Weaknesses: Cost scales linearly with context size. A 1M token prompt costs 50 to 100 times more per query than a focused RAG prompt. Latency increases with context length. Attention degradation ("lost in the middle") means the model struggles to find specific information buried in very long contexts. Knowledge base must fit in the window, which limits this approach to smaller corpora.

Side-by-Side Comparison

Update latency. RAG: seconds (re-index the changed document). Long context: instant (include the new version in the next prompt). Fine-tuning: hours to days (retrain the model).

Cost per query. RAG: low, $0.002 to $0.02 (retrieves 2k to 10k tokens). Long context: high, $0.50 to $15 (processes the full knowledge base). Fine-tuning: low, same as base model ($0.002 to $0.02 per query, but high upfront cost for training).

Accuracy on simple lookups. RAG: high if retrieval works, 80 to 90%. Long context: very high, 90 to 95%. Fine-tuning: moderate, 70 to 80% (knowledge is compressed in weights, details get lost).

Accuracy on complex reasoning. RAG: moderate, limited by retrieval quality. Long context: high, model can reason across all content. Fine-tuning: moderate, better at learned reasoning patterns but cannot combine novel facts.

Scalability. RAG: scales to millions of documents. Long context: limited by window size (currently 2M tokens maximum). Fine-tuning: limited by training data quality and model capacity.

Source transparency. RAG: can cite specific chunks. Long context: can reference specific passages. Fine-tuning: no source attribution, answers come from opaque weights.

When to Use Each Approach

Use RAG when: Your knowledge base exceeds 50,000 tokens. Your knowledge changes frequently (daily or weekly). You need source citations for transparency. Cost per query matters at scale. You want to start fast without training infrastructure.

Use fine-tuning when: You need the model to adopt a specific tone, style, or reasoning pattern. The knowledge is relatively stable (changes quarterly or less). You need low latency without retrieval overhead. The domain has specialized terminology that the base model handles poorly.

Use long context when: Your knowledge base is small (under 50,000 tokens).
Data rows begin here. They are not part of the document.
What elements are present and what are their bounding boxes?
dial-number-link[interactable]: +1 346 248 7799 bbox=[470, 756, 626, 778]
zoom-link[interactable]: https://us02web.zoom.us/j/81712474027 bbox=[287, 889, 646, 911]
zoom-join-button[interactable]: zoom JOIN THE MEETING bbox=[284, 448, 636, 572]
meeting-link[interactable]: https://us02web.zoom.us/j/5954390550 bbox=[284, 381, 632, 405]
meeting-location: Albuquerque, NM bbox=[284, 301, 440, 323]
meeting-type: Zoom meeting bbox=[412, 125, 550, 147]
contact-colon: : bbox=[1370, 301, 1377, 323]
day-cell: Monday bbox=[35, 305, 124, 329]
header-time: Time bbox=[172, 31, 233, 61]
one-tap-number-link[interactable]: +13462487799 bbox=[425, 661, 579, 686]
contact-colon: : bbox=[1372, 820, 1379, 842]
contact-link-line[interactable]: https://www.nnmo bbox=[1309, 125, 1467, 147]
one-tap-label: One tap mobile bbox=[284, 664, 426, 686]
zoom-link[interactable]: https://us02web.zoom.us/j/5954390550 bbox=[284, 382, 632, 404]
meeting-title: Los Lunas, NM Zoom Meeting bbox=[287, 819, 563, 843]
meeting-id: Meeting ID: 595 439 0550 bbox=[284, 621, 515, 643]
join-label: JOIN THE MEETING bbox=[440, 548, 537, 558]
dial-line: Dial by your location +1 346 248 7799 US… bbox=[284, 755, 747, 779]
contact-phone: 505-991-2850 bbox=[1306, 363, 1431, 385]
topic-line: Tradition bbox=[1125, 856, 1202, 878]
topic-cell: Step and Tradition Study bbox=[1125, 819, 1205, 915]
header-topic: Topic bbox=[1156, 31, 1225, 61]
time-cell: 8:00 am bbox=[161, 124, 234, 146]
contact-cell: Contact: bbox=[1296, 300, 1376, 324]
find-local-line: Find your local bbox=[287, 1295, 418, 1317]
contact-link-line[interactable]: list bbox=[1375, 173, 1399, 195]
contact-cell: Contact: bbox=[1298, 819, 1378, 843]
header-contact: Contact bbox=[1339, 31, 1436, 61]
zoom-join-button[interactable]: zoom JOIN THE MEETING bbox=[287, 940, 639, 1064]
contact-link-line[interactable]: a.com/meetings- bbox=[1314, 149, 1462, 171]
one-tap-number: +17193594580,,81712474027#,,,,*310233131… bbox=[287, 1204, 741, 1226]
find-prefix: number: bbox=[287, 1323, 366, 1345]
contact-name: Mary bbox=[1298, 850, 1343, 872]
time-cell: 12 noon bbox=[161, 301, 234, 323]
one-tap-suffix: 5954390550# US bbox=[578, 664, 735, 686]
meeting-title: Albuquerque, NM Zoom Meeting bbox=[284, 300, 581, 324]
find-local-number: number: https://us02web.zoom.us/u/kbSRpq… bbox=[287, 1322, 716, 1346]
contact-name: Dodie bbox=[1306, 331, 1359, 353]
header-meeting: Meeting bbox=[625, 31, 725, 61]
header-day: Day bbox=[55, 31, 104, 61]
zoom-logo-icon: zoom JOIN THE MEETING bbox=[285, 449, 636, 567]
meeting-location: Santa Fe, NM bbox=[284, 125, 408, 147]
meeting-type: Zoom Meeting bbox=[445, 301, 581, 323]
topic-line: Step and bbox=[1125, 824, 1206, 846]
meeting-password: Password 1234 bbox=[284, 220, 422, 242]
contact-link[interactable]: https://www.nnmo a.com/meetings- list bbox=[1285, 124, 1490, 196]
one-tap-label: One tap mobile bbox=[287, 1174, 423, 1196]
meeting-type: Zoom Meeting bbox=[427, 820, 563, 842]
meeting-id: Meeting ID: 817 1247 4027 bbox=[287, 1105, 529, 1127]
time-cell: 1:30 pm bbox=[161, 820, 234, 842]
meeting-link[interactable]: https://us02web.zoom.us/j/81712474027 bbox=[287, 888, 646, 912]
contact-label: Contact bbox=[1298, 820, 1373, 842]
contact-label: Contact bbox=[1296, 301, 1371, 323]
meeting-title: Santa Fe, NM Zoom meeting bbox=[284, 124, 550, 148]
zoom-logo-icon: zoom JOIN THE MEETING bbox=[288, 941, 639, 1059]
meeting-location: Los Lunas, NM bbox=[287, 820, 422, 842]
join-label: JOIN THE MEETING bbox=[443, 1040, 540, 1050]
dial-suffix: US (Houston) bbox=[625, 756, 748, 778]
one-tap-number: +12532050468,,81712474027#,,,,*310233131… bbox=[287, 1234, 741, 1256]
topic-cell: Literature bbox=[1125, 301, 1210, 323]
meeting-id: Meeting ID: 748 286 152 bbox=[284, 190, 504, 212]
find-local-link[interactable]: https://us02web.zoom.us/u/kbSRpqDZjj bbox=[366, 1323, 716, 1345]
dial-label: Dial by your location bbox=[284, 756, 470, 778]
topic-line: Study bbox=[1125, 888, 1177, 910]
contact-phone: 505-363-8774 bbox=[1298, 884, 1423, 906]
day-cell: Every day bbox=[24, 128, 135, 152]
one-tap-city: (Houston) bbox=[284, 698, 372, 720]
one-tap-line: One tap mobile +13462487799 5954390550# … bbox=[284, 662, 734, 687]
Query volume is low (under 100 per day). Comprehensiveness matters more than cost. You need the model to reason across the entire knowledge base.

Combining Approaches

The most effective production systems combine multiple approaches. The most common combination is RAG plus long context: use RAG to select the 20 to 50 most relevant documents, then load them into a large context window for comprehensive reasoning. This gets the precision of retrieval (avoiding the cost of processing the full knowledge base) with the reasoning quality of long context (the model can find connections across all retrieved documents).

RAG plus fine-tuning is another effective combination. Fine-tune the model to understand your domain's terminology, writing style, and reasoning patterns. Use RAG to provide current factual knowledge at query time. The fine-tuned model is better at interpreting and using the retrieved content because it understands the domain context.

All three can work together: a fine-tuned model that understands your domain, RAG to retrieve current knowledge, and a long context window to hold the retrieved results plus conversation history. Each layer addresses a different dimension of the problem.

The Memory Alternative

Memory systems represent a fourth approach that combines aspects of all three. Like RAG, memories are stored externally and retrieved on demand. Like fine-tuning, the system learns from usage over time, adjusting retrieval priorities based on what works. Like long context, the goal is comprehensive access to relevant knowledge, but through cognitive scoring rather than brute-force inclusion.

Adaptive Recall operates as a memory system where knowledge is stored, retrieved with cognitive scoring (not just similarity), enriched through a knowledge graph (entity connections, not just text matching), and evolved through a lifecycle (consolidation, decay, forgetting). This gives you the updateability of RAG, the learning capability that approximates fine-tuning, and the retrieval precision that reduces the need for massive context windows.